In 1939, Lardé was recognized in Chile when both a library and a public school were named in her honor. From the 1940s, many of her publications included scientific works including: La dinámica terrestre y sus fenómenos inherentes (The terrestrial dynamics and its inherent phenomena, 1943), ¿Es la electricidad el origen de la vida y de la muerte? (Is electricity the origin of life and death?, 1943), Mi América: Odisea de un Colegial Salvadoreño a través de Centro y Sudamérica (My America: Odyssey of a Salvadoran Scholar through Central and South America, 1946), Fórmulas gráficas prácticas del vitaoculiscopio y oculivita (Practical graphic formulas of vitaoculiscope and oculivita, 1950), La Electricidad: Alma Mater Universal, Fenómenos Cosmológicos y Biopsicológicos, (Electricity: Universal Soul, Cosmological and Psychological Phenomena, 1954), La frigidez sexual de la mujer (The sexual frigidity of women, 1967), El Volumen Poético Antológico Grito al Sol, (The Anthological Poetry Volume Greetings to the Sun, 1983).

In November 1976, Lardé was honored by the Legislative Assembly of El Salvador and in 1979, she was honored by the Unión de Mujeres Americanas as the Woman of the Year.

==Death and legacy==
Lardé died on 13 October 1983 leaving around thirty unpublished manuscripts.
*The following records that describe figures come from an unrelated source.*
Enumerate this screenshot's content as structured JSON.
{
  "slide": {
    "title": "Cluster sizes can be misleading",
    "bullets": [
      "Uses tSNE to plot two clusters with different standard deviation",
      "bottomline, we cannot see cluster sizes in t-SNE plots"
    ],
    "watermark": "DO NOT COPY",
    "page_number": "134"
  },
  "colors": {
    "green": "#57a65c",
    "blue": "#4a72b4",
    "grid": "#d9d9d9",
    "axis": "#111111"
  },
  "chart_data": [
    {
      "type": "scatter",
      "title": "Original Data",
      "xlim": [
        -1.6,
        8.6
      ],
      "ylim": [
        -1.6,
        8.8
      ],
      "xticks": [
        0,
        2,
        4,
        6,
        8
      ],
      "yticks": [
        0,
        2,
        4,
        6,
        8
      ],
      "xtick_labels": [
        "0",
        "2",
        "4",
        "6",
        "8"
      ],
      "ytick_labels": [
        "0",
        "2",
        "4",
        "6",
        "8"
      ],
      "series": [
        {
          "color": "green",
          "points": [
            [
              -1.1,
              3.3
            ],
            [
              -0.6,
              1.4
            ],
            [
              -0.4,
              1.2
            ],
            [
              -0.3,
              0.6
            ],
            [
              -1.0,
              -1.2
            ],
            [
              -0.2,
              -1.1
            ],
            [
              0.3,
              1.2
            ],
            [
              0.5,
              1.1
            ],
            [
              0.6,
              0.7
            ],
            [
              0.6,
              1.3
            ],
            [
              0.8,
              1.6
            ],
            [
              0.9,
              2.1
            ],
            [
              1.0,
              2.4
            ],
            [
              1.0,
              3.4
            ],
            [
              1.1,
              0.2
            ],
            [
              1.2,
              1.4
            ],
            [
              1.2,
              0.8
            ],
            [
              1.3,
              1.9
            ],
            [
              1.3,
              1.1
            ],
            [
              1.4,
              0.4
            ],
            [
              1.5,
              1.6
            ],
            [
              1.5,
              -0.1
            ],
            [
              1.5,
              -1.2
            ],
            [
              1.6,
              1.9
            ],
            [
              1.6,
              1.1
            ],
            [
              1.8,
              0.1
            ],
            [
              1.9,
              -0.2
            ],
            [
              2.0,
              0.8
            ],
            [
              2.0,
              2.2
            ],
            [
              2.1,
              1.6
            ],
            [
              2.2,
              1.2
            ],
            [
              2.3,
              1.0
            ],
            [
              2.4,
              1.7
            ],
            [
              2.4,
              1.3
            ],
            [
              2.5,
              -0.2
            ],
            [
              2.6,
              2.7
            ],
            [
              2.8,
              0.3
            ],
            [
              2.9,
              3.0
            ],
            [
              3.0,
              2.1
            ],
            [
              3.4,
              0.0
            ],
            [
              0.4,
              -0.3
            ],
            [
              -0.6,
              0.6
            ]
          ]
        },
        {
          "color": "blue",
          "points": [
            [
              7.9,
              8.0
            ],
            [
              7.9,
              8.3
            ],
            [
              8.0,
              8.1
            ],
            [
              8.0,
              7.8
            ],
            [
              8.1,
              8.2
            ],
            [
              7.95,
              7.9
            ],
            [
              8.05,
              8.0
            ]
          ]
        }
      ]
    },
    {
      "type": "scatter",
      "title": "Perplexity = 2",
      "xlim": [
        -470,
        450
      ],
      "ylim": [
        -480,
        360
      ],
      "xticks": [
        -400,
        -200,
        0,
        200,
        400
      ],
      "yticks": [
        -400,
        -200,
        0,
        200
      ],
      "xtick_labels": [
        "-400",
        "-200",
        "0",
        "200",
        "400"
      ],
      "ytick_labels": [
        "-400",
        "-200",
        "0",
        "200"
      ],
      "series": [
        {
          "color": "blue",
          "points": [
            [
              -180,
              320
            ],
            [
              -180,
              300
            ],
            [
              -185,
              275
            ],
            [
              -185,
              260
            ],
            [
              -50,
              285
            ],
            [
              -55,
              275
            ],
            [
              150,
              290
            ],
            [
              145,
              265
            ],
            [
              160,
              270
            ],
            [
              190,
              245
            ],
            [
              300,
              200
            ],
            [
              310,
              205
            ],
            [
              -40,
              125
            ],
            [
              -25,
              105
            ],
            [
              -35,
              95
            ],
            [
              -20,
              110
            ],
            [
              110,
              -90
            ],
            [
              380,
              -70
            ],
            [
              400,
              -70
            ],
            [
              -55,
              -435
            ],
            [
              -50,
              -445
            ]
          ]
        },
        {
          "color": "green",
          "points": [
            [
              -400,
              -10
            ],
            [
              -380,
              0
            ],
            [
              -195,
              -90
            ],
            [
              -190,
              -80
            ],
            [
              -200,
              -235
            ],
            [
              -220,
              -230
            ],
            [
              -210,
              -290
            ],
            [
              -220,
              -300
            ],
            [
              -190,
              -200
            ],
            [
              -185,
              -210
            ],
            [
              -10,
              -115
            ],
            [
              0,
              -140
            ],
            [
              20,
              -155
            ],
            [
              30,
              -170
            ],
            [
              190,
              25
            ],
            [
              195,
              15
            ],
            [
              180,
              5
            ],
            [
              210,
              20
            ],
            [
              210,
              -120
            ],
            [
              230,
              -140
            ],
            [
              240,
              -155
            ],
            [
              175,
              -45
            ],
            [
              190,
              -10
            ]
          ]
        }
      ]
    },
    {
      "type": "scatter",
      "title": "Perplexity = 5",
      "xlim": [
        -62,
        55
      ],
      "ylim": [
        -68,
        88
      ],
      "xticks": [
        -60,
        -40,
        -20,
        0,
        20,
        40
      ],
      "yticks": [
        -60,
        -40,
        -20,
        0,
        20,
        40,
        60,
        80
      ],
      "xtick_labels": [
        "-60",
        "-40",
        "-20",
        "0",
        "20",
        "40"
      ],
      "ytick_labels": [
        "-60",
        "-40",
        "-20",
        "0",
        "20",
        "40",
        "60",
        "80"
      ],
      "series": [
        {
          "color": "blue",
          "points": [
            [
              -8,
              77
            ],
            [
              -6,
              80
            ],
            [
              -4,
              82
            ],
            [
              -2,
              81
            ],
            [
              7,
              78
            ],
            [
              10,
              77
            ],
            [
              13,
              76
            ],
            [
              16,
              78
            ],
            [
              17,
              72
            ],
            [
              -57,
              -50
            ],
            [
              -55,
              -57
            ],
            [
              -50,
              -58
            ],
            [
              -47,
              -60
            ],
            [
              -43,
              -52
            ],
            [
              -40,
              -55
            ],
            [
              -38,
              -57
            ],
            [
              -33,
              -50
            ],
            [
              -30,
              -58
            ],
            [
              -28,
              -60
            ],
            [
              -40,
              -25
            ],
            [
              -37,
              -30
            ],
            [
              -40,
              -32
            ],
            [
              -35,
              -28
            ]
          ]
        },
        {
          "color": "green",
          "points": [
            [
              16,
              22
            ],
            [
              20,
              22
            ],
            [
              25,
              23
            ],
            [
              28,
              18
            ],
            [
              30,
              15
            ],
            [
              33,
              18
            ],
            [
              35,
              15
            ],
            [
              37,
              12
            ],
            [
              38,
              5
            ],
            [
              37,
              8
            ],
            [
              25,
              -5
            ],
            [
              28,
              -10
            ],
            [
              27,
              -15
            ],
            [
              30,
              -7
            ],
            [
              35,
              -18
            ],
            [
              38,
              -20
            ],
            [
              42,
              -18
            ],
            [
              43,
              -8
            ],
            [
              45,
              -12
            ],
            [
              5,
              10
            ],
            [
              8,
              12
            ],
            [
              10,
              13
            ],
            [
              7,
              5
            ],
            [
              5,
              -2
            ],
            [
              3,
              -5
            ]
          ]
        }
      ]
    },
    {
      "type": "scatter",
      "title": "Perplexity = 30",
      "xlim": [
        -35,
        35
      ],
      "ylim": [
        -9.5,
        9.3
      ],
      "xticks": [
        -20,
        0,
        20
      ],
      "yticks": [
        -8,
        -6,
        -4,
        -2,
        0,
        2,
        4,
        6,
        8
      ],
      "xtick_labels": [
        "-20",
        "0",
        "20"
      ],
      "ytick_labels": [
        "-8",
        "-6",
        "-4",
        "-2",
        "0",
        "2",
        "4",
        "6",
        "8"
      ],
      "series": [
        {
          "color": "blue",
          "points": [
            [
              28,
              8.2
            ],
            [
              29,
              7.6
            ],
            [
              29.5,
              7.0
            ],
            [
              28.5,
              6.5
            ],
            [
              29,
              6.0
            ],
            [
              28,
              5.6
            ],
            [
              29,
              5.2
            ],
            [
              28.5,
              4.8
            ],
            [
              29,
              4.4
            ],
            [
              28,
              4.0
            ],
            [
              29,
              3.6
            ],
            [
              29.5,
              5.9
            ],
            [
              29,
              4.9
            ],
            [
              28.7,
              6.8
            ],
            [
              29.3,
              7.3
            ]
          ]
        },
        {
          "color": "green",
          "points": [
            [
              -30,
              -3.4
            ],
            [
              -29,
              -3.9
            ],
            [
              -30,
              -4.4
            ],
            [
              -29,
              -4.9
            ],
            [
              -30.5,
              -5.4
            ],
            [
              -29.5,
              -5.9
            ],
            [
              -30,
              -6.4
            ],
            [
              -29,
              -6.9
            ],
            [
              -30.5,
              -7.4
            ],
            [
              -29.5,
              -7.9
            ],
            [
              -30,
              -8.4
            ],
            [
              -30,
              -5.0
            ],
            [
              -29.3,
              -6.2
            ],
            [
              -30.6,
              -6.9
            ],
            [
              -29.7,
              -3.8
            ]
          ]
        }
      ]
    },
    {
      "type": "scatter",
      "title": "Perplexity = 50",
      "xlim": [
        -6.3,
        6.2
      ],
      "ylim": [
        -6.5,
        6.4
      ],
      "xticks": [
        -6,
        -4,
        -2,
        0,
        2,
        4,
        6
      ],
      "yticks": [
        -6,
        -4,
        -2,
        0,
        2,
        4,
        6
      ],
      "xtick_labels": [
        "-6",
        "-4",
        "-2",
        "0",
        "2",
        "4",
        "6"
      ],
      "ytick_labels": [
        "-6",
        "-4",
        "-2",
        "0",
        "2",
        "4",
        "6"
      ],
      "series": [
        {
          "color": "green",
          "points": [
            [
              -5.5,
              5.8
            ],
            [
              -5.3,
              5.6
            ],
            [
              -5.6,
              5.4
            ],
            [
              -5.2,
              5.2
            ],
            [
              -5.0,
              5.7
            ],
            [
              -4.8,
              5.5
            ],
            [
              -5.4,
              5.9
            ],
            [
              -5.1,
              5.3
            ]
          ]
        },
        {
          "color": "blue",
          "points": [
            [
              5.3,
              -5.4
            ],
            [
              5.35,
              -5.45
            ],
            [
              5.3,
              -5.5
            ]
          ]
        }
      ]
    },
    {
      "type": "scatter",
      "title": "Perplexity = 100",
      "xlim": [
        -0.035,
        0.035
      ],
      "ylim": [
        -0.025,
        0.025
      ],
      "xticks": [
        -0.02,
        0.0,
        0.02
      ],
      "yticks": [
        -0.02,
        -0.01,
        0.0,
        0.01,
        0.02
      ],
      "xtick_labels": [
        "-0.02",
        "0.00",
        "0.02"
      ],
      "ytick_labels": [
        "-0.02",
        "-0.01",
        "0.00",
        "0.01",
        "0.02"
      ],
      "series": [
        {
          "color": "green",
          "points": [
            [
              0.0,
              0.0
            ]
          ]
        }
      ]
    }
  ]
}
In 1998, a postage stamp bearing her likeness was issued in a series Celebrating Women. In 2003, she was selected with a group of noted Salvadoran women as one of the names to be included in a street and park renaming project. The National Library of El Salvador hosted an exhibition, El legado literario de mujeres escritoras (The literary legacy of women writers) in 2016. The event featured the works of the three dominant Salvadoran poets of their era: Lardé, along with Prudencia Ayala and Josefina Peñate y Hernández.